New insights into the October crash of Lion Air Flight JT610 have arrived via two grabby headlines, shedding further doubts on the Boeing 737 MAX's flight-control system.
- Reuters cites three people with knowledge of the contents of the cockpit voice recorder, describing the first officer searching for a solution in a handbook as the captain tried to level the plane. Its trim system, which usually ensures level flying, appears to have pushed the nose down based on a faulty sensor, which indicated a stall. But the pilots "didn't seem to know the trim was moving down," one source says. "They thought only about airspeed and altitude. That was the only thing they talked about." The pilots eventually switched roles, so that the first officer was flying when it was clear they'd run out of time, sources say.

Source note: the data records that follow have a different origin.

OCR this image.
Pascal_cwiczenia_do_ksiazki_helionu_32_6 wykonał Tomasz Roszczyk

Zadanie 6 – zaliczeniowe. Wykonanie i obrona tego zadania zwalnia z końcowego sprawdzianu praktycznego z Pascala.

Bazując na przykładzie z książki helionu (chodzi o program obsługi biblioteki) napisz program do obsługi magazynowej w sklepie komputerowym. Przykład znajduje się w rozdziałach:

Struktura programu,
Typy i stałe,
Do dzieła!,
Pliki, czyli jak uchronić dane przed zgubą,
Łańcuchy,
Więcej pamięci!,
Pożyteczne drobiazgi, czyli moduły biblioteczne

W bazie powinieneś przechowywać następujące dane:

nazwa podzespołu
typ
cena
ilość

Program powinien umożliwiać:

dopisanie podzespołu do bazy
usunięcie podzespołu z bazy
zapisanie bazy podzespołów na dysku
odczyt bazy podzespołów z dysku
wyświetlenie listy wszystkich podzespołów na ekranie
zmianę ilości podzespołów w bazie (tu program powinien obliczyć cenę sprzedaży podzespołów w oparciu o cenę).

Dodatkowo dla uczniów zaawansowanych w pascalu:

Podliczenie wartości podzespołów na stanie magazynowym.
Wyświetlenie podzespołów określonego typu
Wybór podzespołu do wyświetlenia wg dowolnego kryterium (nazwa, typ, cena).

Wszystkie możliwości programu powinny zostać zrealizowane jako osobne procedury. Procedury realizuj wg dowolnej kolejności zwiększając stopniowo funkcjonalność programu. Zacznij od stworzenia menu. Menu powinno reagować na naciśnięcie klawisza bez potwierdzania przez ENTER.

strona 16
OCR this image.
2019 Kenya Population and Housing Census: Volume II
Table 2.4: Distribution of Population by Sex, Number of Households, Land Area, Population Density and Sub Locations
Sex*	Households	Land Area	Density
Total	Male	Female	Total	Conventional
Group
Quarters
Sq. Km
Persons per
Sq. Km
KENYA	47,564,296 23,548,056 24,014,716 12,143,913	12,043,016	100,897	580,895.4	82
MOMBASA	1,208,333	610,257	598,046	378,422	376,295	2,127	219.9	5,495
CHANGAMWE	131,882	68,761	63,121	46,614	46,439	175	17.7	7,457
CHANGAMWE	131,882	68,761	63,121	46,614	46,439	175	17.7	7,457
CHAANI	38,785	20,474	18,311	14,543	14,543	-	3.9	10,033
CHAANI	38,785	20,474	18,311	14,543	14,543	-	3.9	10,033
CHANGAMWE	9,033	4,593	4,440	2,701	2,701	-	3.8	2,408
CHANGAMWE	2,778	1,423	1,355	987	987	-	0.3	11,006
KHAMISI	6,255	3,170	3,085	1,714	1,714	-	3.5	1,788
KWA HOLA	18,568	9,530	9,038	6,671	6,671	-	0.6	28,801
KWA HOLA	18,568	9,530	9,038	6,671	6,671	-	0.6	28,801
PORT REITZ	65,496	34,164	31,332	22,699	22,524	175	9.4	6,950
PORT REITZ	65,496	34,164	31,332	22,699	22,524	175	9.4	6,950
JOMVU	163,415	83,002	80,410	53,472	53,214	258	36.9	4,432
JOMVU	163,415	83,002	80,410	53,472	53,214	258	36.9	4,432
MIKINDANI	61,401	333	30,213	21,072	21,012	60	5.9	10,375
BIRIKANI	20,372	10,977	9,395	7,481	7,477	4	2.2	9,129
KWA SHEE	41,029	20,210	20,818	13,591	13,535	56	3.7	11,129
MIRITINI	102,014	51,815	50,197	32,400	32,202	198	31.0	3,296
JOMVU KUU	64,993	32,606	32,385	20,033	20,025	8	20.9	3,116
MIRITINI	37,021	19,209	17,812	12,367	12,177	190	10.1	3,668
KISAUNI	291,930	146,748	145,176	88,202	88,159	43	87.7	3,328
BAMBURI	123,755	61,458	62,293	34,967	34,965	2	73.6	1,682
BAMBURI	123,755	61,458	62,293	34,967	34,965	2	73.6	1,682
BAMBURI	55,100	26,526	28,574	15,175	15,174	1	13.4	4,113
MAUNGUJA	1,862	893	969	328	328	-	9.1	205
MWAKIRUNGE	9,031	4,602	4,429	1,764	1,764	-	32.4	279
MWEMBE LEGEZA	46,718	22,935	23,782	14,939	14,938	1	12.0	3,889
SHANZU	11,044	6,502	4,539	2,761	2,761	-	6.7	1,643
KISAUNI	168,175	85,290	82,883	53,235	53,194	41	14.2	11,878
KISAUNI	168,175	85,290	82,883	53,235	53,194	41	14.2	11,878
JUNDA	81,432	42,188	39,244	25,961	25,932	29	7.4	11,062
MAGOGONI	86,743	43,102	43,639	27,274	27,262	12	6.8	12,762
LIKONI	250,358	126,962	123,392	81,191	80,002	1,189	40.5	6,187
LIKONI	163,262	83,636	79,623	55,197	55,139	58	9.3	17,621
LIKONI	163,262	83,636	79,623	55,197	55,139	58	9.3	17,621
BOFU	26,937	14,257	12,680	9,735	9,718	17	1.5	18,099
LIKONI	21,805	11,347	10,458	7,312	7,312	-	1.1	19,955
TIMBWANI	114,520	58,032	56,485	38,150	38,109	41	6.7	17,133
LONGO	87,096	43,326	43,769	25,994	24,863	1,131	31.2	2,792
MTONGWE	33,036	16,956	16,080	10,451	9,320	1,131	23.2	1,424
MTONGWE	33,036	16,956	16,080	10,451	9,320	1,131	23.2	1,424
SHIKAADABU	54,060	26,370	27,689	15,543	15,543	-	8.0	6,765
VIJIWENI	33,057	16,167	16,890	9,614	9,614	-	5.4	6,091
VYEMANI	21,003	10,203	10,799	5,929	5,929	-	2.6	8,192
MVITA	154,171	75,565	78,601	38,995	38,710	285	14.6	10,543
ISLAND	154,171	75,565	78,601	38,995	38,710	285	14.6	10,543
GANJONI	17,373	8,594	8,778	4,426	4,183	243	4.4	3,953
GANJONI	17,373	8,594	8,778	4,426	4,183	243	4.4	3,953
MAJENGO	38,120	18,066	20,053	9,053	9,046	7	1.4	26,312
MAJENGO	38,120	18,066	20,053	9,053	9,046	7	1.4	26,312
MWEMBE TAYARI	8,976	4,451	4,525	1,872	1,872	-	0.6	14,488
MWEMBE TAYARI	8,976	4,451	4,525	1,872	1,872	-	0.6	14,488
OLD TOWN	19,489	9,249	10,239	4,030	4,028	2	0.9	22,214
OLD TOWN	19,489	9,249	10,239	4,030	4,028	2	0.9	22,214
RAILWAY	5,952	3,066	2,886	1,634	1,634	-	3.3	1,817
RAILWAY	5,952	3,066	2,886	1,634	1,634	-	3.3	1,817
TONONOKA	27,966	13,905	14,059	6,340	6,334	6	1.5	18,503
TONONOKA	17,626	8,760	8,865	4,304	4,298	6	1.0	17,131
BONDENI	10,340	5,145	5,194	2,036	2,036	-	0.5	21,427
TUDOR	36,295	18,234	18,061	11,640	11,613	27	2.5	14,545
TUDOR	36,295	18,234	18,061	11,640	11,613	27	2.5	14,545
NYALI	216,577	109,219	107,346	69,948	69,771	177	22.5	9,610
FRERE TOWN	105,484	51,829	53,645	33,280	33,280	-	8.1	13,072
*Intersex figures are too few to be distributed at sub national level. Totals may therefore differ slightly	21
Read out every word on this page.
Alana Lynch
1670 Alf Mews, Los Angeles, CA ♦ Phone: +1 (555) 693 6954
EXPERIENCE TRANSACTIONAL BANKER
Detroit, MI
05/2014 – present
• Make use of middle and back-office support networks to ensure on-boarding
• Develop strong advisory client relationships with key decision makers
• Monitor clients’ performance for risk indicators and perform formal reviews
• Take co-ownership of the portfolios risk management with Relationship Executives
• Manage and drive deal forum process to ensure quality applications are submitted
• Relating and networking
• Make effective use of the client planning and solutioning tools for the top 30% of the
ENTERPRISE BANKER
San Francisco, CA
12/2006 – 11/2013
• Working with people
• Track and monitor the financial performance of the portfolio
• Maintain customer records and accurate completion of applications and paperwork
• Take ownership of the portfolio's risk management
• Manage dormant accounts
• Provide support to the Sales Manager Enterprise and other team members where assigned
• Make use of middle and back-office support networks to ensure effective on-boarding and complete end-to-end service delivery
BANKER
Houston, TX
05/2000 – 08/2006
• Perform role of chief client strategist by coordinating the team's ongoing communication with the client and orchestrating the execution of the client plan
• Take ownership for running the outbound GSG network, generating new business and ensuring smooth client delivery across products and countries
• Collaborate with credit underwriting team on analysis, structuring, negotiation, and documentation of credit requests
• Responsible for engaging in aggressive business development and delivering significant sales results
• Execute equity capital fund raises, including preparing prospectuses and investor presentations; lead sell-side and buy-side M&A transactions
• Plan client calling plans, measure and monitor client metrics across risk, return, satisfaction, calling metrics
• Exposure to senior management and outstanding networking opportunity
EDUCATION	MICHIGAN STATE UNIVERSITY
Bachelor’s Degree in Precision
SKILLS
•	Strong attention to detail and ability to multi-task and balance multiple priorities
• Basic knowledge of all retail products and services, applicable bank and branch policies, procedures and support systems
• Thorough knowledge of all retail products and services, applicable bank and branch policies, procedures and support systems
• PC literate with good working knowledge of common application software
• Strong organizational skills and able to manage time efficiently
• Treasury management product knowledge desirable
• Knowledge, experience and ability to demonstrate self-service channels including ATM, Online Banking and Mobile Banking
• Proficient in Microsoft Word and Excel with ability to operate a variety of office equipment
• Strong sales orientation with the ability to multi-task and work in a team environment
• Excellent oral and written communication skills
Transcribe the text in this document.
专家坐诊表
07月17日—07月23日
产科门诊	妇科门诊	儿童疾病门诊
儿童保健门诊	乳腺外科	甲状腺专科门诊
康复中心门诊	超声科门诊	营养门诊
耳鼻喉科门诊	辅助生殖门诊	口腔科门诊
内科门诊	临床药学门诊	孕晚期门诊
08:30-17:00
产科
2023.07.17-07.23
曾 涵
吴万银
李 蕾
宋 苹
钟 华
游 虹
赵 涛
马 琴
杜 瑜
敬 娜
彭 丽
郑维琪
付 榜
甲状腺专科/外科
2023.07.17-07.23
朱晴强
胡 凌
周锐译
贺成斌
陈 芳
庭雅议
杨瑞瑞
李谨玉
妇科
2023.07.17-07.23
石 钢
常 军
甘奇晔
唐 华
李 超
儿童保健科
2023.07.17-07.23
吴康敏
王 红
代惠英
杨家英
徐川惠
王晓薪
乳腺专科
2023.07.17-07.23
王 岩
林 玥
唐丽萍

He then said the Arabic phrase for "God is greatest." The captain was silent.
- Per Bloomberg, an identical malfunction occurred on the same plane as it was flying from Bali to Jakarta on the day before the crash, though an off-duty pilot hitching a ride in the cockpit jumpseat came to the rescue. The pilot, whose presence on the flight wasn't previously disclosed, told the others to cut power to the Maneuvering Characteristics Augmentation System, which was driving the nose down, according to two sources familiar with the investigation. Following the Lion Air crash, Boeing was ordered to notify airlines about how to disable the system developed for the 737 MAX, in case of emergency. All pilots, including those on Ethiopian Airlines Flight 302, were to memorize the disabling checklist.